EDMONTON -- Edmonton-based Sureway Construction is apologizing for - but denying any involvement in - a racist sticker that includes its name and founding date.

The sticker depicts a train labelled “Sureway Construction” chasing a man wearing a First Nations headdress.

A photo of the sticker was posted to Twitter Sunday night by Indigenous actress, model and Mrs. Universe winner Ashley Callingbull.

“My dad found this on a pole in Edmonton. It was directly across from my reserve, the Enoch Cree Nation here in Alberta. This is absolutely terrible,” Callingbull wrote.

Sureway issued a response Monday denying any involvement with the sticker, the author of their statement called it both “racist” and “defamatory.”

“We have no affiliation with this sticker. We don’t condone it, we don’t support it and we certainly don’t want to represent any of the things it might be indicating,” Sean Mudge, a lawyer for the company, told CTV News Edmonton.

Mudge believes the sticker first surfaced in Saskatchewan in March, and said a version of it was also found in Calgary. 

He pointed out that there are other companies that use the “Sureway” name in western Canada, but acknowledged 1973 matches their date of incorporation.

Mudge apologized to Callingbull and her father.

“I’m sorry that our name was attached to anything that may have caused you pain. That’s not how we want to be thought of,” Mudge said.

“Racism is Alive and Well in Canada”

Callingbull told CTV News Edmonton that a representative of Sureway reached out to her Monday to apologize.

She still wasn’t sure who made the sticker, but called it “sickening.”

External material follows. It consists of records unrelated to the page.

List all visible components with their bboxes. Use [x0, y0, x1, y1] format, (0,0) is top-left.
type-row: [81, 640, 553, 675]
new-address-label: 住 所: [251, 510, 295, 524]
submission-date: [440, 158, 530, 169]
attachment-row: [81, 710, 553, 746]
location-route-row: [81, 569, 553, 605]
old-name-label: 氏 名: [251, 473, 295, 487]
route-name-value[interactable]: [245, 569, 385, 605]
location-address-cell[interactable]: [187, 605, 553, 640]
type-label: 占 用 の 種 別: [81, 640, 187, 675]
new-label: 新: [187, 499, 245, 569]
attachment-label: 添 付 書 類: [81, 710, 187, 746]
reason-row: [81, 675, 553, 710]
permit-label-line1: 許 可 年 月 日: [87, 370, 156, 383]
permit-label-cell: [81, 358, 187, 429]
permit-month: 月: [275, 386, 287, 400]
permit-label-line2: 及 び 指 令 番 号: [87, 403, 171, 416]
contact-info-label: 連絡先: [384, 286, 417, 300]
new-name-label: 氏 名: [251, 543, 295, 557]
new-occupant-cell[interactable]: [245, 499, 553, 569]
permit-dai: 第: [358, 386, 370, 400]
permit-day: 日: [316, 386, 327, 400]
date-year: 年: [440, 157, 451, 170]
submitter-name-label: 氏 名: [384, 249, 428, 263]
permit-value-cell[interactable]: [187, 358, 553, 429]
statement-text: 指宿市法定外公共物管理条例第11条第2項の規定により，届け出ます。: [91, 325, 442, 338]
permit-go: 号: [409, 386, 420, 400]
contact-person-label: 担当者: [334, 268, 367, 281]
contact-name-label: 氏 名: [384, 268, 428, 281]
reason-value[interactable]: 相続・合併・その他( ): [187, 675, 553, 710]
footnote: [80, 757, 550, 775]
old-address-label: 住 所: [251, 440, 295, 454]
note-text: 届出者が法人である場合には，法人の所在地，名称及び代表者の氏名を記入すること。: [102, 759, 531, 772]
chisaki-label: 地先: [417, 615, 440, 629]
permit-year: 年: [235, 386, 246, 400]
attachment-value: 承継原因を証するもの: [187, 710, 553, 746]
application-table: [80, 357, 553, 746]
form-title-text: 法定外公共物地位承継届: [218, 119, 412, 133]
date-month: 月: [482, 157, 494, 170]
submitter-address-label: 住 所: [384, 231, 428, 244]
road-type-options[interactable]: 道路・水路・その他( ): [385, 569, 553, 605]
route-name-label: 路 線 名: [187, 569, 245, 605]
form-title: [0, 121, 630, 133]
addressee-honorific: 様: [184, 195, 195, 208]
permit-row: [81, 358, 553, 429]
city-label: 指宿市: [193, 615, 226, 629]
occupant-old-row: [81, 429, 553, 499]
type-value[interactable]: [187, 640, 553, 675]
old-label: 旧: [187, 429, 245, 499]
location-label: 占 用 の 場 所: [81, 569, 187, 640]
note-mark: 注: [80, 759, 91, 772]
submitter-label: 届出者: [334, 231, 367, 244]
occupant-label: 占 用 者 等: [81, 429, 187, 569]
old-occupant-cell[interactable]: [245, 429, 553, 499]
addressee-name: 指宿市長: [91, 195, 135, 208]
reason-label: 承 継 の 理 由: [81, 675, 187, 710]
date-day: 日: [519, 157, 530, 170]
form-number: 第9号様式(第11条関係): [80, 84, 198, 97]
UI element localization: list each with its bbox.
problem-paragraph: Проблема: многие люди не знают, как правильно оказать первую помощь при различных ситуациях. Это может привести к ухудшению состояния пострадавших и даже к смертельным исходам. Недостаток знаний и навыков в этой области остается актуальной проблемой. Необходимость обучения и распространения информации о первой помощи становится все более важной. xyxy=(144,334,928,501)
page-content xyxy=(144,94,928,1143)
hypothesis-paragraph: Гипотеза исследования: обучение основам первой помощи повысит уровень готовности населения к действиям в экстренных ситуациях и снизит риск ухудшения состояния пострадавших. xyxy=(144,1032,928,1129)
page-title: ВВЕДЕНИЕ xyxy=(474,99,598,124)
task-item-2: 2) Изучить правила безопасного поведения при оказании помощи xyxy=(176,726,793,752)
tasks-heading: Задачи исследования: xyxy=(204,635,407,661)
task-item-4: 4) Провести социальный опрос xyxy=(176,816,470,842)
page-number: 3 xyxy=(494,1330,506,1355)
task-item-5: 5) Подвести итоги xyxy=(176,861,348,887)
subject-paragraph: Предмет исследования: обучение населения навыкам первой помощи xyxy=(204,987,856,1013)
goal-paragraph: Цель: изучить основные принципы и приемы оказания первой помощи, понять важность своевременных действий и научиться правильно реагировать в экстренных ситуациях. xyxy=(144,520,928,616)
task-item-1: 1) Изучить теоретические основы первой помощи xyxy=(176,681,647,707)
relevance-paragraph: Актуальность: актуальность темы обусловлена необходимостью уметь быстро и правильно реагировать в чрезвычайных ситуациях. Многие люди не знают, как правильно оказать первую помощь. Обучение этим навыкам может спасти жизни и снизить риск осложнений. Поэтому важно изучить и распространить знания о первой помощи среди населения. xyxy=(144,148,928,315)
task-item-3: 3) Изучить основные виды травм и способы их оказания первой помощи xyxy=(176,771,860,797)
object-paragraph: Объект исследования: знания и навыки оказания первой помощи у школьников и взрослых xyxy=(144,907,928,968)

“I couldn’t believe that someone actually made something like that. My whole family was in shock,” Callingbull said of the sticker..

“It just goes to show that racism is alive and well in Canada,” Callingbull said, adding that the image hit her extra hard after watching protests sparked by the death of George Floyd, an African-American man that was killed while in police custody in Minnesota.

“Everything that’s going on in the states is basically what Indigenous people have gone through as well. Like the racism that we deal with everyday, and the people in the states have just got tired of it,” Callingbull said.

Mudge defended Sureway’s forty year record of working with Indigenous people. 

He asked that anyone who sees the sticker take it down, and invited whoever made and/or shared the sticker to contact the company.

“There’s gotta be a better way then to make allegations that – to us – don’t make any sense. If anyone could help us, or point us in the direction, or even if the individual or group could point us in the direction please do. Let’s figure this out,” Mudge said.